Authentication and TLS in Elasticsearch
Elasticsearch security is enabled by default since version 8.0, meaning a fresh cluster requires TLS for transport and HTTP layers and forces you to set a password for the built-in elastic superuser during setup. Authentication can rely on the native realm (usernames and passwords stored in a dedicated security index), or be delegated to external identity providers through the SAML, OIDC, Kerberos, or LDAP/Active Directory realms configured in elasticsearch.yml. Every node-to-node request in the transport layer is also encrypted and mutually authenticated with certificates, which prevents an unauthorized process from joining the cluster and reading shard data directly.
Cricket analogy: This is like the ICC requiring every player entering the dressing room to badge in with an accredited pass, similar to how every Elasticsearch node must present a valid certificate before it's allowed to join the cluster's private conversation.
Role-Based Access Control (RBAC)
Elasticsearch RBAC is built around roles that combine cluster privileges (like monitor or manage_ilm), index privileges (like read or write scoped to an index pattern), and optionally field-level and document-level security.
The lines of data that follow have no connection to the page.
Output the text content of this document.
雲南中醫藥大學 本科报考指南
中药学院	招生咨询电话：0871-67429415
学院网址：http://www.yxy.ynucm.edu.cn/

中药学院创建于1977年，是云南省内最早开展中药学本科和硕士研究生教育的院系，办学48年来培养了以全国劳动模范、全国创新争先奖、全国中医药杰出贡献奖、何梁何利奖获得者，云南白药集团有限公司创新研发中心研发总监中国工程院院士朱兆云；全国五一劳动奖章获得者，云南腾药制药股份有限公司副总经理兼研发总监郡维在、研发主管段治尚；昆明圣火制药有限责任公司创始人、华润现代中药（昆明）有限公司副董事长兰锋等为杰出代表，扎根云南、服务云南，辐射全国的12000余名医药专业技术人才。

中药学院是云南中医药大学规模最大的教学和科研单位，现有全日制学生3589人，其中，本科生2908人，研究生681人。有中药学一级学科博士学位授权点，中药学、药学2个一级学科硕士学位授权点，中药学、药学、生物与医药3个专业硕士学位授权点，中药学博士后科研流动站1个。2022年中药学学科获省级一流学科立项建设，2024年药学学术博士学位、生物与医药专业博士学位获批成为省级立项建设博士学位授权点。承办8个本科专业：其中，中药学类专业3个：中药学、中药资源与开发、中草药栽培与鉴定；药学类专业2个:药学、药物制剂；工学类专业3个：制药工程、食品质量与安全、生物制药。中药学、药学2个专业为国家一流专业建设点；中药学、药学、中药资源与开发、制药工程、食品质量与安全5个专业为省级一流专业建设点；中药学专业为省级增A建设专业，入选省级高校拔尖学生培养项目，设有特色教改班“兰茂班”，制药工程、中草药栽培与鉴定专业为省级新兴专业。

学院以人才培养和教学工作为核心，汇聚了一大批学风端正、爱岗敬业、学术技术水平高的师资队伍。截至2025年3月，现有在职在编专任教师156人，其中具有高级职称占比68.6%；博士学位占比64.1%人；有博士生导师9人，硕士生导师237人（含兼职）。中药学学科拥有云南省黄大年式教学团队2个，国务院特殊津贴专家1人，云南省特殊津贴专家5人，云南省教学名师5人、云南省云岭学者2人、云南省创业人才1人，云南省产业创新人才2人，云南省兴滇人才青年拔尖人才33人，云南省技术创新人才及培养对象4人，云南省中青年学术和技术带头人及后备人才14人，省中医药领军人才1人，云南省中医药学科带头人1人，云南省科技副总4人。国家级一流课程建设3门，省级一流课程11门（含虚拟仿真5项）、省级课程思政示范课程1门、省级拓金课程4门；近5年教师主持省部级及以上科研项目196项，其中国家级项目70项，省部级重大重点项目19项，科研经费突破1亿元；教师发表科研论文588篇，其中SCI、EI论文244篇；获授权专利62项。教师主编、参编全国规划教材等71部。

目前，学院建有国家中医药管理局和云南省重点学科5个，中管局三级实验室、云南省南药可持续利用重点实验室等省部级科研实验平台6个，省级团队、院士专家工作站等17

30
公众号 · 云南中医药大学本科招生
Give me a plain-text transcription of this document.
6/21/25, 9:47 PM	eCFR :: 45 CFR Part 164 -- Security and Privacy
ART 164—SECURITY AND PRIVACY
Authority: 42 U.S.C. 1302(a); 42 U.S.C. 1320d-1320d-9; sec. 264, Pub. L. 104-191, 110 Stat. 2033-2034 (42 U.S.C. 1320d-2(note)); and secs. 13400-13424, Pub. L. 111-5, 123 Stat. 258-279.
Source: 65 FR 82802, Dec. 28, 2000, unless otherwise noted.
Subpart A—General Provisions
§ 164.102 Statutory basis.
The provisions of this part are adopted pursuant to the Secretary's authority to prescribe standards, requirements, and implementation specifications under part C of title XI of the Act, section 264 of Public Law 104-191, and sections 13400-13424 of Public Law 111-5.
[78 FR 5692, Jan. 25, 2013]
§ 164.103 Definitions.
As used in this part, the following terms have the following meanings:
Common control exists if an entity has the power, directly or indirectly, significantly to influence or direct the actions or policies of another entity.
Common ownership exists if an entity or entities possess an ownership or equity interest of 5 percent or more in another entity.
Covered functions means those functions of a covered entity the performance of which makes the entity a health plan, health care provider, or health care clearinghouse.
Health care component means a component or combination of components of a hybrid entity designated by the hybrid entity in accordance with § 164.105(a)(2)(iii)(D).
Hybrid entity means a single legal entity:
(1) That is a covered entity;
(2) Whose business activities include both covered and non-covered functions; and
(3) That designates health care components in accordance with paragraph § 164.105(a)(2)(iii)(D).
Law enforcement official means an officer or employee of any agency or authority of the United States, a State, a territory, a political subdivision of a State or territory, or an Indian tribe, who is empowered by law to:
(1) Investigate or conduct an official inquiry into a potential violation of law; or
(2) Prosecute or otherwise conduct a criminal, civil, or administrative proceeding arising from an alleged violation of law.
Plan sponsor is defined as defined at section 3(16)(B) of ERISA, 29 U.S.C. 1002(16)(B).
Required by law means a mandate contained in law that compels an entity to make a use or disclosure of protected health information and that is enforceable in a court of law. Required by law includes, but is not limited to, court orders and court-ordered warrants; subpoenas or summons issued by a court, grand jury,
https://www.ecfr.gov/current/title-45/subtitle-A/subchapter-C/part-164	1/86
A role can restrict a user to reading only the customer_id and status fields of an index via field-level security, or only documents where region equals "EU" via a document-level security query, letting one shared index serve multiple tenants safely. Users are then assigned one or more roles, either directly in the native realm or mapped from external identity provider groups via role mapping rules.
Cricket analogy: This is like a broadcaster giving a commentary team access to raw Hawk-Eye data but restricting a rival team's analyst to only publicly released highlights — same data source, different privilege scope per role.
API Keys and Service Accounts
For machine-to-machine access, Elasticsearch supports API keys created via POST /_security/api_key, which return an id and an unencrypted secret shown only once and can be scoped to a subset of the creating user's privileges with an optional expiration time. This is preferred over embedding a username and password in application config, since an individual API key can be revoked without rotating a shared account's credentials, and each key's usage is separately auditable. Built-in service accounts, such as the one used by Kibana's server process (elastic/kibana), come with predefined minimal privileges rather than superuser access, following least-privilege by default.
Cricket analogy: An API key is like a match-day access card issued to a specific broadcast van for one series only, so if that van's card is lost it can be deactivated without changing every crew member's credentials.
PUT /_security/role/eu_support_readonly
{
"indices": [
{
"names": ["customers-*"],
"privileges": ["read"],
"field_security": { "grant": ["customer_id", "status", "region"] },
"query": "{ \"term\": { \"region\": \"EU\" } }"
}
]
}Since Elasticsearch 8.0, security features (TLS, authentication) are enabled automatically on a fresh install — you no longer need to explicitly turn on xpack.security.enabled, which reduces the risk of accidentally running an open cluster.
Never reuse the built-in elastic superuser for application connections. It bypasses all role restrictions, so a leaked credential or an application bug grants full cluster access — always create scoped roles and API keys per application instead.
- Security is enabled by default since Elasticsearch 8.0, enforcing TLS and authentication out of the box.
- Authentication realms include native, LDAP/AD, SAML, OIDC, and Kerberos.
- RBAC combines cluster privileges, index privileges, field-level security, and document-level security into roles.
- Document-level security queries let one index safely serve multiple tenants or regions.
- API keys provide scoped, revocable, auditable machine-to-machine credentials.
- Built-in service accounts like Kibana's follow least-privilege rather than superuser access.
- Never use the elastic superuser account for routine application connections.
Practice what you learned
1. Since which major version does Elasticsearch enable security features by default on a fresh install?
2. What does document-level security allow a role to do?
3. Why are API keys generally preferred over embedding username/password credentials in an application?
4. What is the recommended practice regarding the built-in elastic superuser account?